We do not like the choices that have been given to us by the secret master of ceremonies.  When the Apostle Paul was called, still going by the name Saul, the Lord said to him by Paul’s testimony:

“And when we had all fallen to the ground, I heard a voice saying to me in the Hebrew language, ‘Saul, Saul, why are you persecuting me? It is hard for you to kick against the goads.’

“It is hard for you to kick against the goads”.  What is a goad? An ox goad was a stick with a pointed piece of iron on its tip used to prod the oxen when plowing. The farmer would prick the animal to steer it in the right direction.

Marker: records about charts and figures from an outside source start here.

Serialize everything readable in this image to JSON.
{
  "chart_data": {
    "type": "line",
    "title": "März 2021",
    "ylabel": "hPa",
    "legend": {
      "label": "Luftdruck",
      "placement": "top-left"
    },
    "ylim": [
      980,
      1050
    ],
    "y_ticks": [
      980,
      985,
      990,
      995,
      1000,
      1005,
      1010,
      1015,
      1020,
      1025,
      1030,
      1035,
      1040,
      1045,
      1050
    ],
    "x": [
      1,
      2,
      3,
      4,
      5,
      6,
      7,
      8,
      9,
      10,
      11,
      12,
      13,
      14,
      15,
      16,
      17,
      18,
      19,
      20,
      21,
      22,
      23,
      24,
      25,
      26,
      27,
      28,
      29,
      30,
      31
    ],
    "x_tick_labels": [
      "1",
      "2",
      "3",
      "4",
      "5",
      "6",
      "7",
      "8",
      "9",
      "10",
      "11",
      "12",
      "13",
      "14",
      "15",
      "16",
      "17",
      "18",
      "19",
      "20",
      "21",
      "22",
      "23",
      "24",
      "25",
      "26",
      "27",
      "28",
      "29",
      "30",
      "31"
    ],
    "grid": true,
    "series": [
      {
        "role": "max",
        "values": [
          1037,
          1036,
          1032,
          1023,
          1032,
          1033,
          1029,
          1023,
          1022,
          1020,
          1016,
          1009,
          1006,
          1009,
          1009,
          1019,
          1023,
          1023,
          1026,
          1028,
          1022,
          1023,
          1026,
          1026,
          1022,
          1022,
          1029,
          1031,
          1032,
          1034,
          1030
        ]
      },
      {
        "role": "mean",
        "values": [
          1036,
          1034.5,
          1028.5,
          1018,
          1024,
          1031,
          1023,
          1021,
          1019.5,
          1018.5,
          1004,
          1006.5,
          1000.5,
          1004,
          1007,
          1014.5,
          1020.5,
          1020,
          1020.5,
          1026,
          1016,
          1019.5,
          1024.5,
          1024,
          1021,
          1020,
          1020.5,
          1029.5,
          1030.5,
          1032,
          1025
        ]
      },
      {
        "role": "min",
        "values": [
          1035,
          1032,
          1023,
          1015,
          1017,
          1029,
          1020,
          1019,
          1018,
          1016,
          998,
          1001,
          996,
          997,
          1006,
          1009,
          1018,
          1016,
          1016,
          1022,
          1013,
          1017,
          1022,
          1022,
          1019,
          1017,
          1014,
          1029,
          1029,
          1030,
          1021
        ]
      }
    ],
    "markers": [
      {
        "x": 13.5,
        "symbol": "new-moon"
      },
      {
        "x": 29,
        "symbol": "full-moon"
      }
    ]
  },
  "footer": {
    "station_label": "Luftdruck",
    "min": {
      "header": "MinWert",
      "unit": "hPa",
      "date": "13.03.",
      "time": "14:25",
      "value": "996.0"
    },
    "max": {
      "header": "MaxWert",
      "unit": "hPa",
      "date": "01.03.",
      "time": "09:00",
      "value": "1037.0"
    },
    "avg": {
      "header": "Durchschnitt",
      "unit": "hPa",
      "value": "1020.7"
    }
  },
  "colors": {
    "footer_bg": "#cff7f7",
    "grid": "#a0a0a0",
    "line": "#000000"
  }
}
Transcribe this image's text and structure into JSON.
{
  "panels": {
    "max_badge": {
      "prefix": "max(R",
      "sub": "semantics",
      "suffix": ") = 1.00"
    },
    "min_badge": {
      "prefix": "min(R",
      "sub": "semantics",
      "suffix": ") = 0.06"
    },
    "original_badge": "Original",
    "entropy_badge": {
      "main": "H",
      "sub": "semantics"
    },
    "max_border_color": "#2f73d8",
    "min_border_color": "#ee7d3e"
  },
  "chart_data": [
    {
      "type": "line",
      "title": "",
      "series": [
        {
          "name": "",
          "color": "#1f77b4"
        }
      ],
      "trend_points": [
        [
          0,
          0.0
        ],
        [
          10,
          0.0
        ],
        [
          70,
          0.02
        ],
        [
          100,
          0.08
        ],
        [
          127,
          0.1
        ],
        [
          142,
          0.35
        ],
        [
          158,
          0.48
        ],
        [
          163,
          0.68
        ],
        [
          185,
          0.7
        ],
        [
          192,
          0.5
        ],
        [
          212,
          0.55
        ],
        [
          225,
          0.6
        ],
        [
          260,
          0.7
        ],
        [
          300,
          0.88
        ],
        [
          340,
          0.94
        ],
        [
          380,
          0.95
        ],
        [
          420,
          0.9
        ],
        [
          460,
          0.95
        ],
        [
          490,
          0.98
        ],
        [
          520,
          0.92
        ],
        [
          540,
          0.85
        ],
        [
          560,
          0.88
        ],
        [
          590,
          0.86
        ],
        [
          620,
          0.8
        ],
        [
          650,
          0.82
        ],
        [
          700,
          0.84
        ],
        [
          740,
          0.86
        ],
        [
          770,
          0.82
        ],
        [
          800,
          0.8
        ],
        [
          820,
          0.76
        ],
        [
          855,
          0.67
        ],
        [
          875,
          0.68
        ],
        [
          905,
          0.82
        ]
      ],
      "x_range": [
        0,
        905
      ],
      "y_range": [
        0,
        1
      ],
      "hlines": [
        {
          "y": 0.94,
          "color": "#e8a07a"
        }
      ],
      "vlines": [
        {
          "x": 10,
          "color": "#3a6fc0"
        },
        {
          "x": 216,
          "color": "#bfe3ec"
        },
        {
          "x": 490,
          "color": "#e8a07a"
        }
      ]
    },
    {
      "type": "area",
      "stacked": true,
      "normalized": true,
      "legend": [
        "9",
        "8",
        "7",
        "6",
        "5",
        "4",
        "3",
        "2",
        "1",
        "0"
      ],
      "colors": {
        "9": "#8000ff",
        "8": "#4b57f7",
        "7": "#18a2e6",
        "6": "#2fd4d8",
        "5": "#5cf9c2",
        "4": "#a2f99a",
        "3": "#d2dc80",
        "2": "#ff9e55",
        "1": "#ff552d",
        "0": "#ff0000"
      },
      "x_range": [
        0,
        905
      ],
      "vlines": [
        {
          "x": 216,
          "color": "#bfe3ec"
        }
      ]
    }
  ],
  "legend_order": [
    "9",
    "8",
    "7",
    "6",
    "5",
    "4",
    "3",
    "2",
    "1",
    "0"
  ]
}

Sometimes the animal would rebel by kicking out at the prick, and this would result in the prick being driven even further into its flesh. In essence, the more an ox rebelled, the more it suffered. The LORD was pushing a reluctant Saul by His sovereign choice and Saul resisted.  When we do not like, don’t understand nor care for the LORD’s choices for us, we too kick against the goads and the more we do, the more we hurt and are exhausted. I have a tendency to kick against the goads.  So did Jonah, and so did Jeremiah (Jeremiah 15:10). Maybe this is reason I like quote from The Lord of Rings when Frodo was despising the task set before him to bring the Ring to the Land of Mordor:

“I wish it need not have happened in my time,” said Frodo. “So do I,” said Gandalf, “and so do all who live to see such times. But that is not for them to decide. All we have to decide is what to do with the time that is given us.”

And the Lord is our help and our salvation to do just that to do with the time as the LORD has called us. We resist who the LORD has chosen us to be as His own and where and when He has called us to serve and we only hurt ourselves. Hannah did not like being barren and the taunting of her husband’s other wife who had children.  She did not resist the wife and try to harm her.  Instead, Hannah took it to the LORD in prayer. Can we do any less?  And the Lord heard, “Samuel”.